Wie bisher: durch eine klare Trennung von Finanzierung und Entscheidung. Partner und Sponsoren haben keinerlei Einfluss auf Recherche, Bewertung, Nominierungen oder Juryentscheidungen. Gebuchte Leistungen und Wettbewerbsergebnisse sind strikt voneinander getrennt. Alle Kosten und Leistungen werden vor der Teilnahme transparent ausgewiesen. Die Impact Benefits setzen erst bei den Finalisten an. Sie machen deren Leistungen professionell und europaweit sichtbar. So finanzieren wir Reichweite, nicht Entscheidungen.

Angenommen, ein mittelständisches Unternehmen aus Baden-Württemberg gewinnt 2026. Was hat es konkret davon?
Schon als Finalist wird es mit seinem Transformationsprofil sichtbar.  Als Sieger wird es National Champion Germany und qualifiziert sich für die europäische Ebene. Dort steht es neben den Besten aus 29 weiteren Ländern und erreicht neue Kunden, Fachkräfte, Partner und Märkte. Das ist viel mehr als reine Kommunikation. Es schafft Reputation, Vergleichbarkeit und neue Verbindungen.
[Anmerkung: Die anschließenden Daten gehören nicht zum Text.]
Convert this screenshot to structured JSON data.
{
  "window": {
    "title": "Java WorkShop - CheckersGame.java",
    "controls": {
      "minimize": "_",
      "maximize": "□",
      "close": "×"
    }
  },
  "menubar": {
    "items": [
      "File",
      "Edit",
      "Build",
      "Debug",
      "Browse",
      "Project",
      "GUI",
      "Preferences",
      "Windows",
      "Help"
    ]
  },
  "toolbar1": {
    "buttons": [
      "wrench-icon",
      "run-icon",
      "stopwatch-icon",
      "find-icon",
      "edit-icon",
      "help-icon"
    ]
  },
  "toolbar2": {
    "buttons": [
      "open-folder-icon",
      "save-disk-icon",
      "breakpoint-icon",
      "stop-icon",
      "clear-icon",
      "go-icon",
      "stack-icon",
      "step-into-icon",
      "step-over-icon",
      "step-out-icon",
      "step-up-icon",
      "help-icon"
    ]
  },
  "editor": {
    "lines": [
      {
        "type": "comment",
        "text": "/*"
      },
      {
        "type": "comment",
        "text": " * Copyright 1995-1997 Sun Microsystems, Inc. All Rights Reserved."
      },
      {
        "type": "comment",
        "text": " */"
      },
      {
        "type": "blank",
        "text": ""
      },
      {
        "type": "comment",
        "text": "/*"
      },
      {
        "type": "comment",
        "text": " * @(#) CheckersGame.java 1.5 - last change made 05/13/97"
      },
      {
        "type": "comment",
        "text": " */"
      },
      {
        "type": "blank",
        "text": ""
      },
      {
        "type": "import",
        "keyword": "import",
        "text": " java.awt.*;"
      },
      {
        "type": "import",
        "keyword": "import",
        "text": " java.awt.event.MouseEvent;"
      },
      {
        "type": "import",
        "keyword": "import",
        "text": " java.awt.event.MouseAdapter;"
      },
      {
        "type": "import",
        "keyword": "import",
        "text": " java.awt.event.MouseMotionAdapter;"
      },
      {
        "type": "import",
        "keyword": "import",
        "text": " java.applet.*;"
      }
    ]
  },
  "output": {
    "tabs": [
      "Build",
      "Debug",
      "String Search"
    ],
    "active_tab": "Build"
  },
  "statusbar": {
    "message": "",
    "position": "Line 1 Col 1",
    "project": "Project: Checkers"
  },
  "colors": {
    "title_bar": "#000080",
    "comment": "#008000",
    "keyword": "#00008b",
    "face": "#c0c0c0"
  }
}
Siegerstimmung: Die Finalisten des Deutschen Nachhaltigkeitspreises 2025 © Christian Köster
Apropos Kommunikation: EmpCo verunsichert viele Unternehmen. Können sie die Auszeichnung künftig überhaupt noch nutzen?
Ja – aber klarer und verantwortlicher als bisher. Die neuen europäischen Regeln erhöhen die Anforderungen an Nachhaltigkeitsaussagen und Kennzeichnungen. Deshalb lassen wir derzeit unser gesamtes Wettbewerbs- und Kommunikationssystem unabhängig prüfen. Unternehmen müssen präzise sagen, was ausgezeichnet wurde, von wem, in welcher Kategorie und in welchem Jahr. Dafür werden wir verbindliche Hinweise und geprüfte Vorlagen bereitstellen. Unser Anspruch ist nicht, rechtliche Grauzonen auszureizen, sondern Sicherheit zu schaffen.

Warum treiben Sie dieses Projekt nach 18 Jahren Deutschem Nachhaltigkeitspreis persönlich noch einmal in dieser Größenordnung voran?
Weil ich gesehen habe, was Anerkennung auslösen kann. Sie gibt Menschen in Unternehmen Rückenwind, macht Lösungen sichtbar und bringt Partner zusammen. Gleichzeitig wird die europäische Debatte derzeit stark vom Rollback geprägt. Daraus darf auf keinen Fall der falsche Eindruck entstehen, die Transformation sei gescheitert. In den Unternehmen passiert sehr viel – oft leiser, pragmatischer und wirtschaftlicher, als die öffentliche Debatte vermuten lässt. Diese Leistung braucht jetzt eine europäische Bühne. Und Europa braucht die Zuversicht, die von erfolgreichen Beispielen ausgeht.

Welche Unternehmen sollten sich jetzt bewerben?
Unternehmen jeder Branche und Größe, die zeigen können, wie nachhaltige Transformation praktisch und wirtschaftlich gelingt. Mittelständler treten nicht gegen Großkonzerne an, sondern werden in einer eigenen Größenklasse bewertet. Niemand muss bereits am Ziel sein. Gesucht werden glaubwürdige Fortschritte, belastbare Lösungen und der Mut, sich mit den Besten zu messen.

Bewerbungen für den Deutschen Nachhaltigkeitspreis 2026 nach ESA-Regeln sind bis zum 14. September 2026 möglich.